The most common reply is “these are the components our product needs, and we don’t have the resources to reengineer software and hardware to work in alternate parts.” And this is where the road forks.

Some of these customers don’t have on-staff engineering to handle these changes and will not be able to scale their builds unless they find those resources. These are typically small customers. I have helped startup customers source consulting engineers on the terrific platform UpWork to help them over this hump. Being on a call with these consulting/contract engineers to explain the problem on behalf of customers can cut down the time to their success, as well as move them along in the business pipeline. It is win-win.

For customers who see the problem for what it is – nonnegotiable in many cases – and have the resources to move quickly, we offer in-house engineering services to ECO design changes and open the alternate parts.

We have repeatedly warned customers against continuing preproduction builds, hoping their component availability will improve before mass production. The best time to pivot was yesterday; the next best time is today. Many of these parts will be in the red for another year at least.
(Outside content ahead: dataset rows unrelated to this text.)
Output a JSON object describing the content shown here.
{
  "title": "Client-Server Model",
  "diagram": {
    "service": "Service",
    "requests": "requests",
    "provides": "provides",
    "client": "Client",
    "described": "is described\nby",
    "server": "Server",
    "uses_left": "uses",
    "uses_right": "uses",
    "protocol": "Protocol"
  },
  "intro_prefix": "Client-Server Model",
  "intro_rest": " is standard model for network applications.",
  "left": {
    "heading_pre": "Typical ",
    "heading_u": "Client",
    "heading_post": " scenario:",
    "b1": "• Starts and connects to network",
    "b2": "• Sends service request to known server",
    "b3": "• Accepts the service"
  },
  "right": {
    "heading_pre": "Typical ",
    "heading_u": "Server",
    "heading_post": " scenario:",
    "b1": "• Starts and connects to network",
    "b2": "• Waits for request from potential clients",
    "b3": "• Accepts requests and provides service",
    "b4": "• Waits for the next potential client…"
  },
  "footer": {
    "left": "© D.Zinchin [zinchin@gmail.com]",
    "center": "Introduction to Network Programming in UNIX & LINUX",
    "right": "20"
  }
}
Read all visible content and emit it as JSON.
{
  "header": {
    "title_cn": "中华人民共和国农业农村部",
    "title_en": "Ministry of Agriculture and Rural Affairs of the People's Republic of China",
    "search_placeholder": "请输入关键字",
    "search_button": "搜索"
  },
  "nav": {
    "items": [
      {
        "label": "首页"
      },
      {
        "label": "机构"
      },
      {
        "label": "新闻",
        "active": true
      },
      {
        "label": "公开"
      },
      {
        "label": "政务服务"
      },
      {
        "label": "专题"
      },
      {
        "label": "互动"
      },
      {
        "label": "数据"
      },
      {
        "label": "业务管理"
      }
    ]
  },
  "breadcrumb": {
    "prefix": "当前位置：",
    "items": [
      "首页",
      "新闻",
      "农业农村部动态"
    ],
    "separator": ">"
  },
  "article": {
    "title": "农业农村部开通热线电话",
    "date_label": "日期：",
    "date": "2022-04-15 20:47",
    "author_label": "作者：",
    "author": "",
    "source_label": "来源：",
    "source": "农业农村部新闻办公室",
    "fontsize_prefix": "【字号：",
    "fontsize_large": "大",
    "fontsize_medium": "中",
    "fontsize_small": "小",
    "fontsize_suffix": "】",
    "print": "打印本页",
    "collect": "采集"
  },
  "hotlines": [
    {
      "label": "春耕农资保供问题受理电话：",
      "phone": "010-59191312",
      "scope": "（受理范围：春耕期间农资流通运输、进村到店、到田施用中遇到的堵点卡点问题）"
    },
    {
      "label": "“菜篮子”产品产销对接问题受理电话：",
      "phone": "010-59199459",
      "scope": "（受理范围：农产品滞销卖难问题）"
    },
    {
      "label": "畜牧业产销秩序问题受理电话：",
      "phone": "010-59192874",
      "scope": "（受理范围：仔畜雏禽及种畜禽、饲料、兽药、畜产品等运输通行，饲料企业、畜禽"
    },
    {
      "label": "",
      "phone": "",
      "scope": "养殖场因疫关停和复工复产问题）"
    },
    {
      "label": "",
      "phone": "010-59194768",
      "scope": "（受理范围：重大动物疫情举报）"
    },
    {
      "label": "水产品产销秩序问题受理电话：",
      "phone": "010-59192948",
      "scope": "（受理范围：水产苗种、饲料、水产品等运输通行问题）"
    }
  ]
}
If they are successful in their sales and suddenly must scale up, they will potentially make on-the-fly changes to hardware and software to fulfill demand without proper design process and testing. Looking at the problem through the eyes of our customers, but with our experience, getting 1,000 boards and determining they all need rework: That is the worst-case scenario for them, the cold sweat moment when they have to “make it work” because they don’t have the resources to scrap that order.

Drop-in replacements aren’t always available. If you haven’t considered having a firmware engineer in your factory before, investigate the opportunity. We help move our customers past roadblocks that are often much less of a hurdle than they appear at first glance. Often there is greater component availability moving to a smaller on-chip memory or reduced on-chip capabilities from the same semiconductor manufacturer that satisfies the customers’ needs and requires less software engineering than expected. Having talented firmware engineers on staff has been key to unlocking doors.

Customers of all sizes are facing business risks around their manufacturing that is unprecedented. The slow slide of manufacturing to foreign markets once looked flawless on planning documents in board rooms around the country. That day is past. The turnkey fast-turnaround board shops will not have the time or economics available to put in the extra effort. The best time to start building value for customers is now.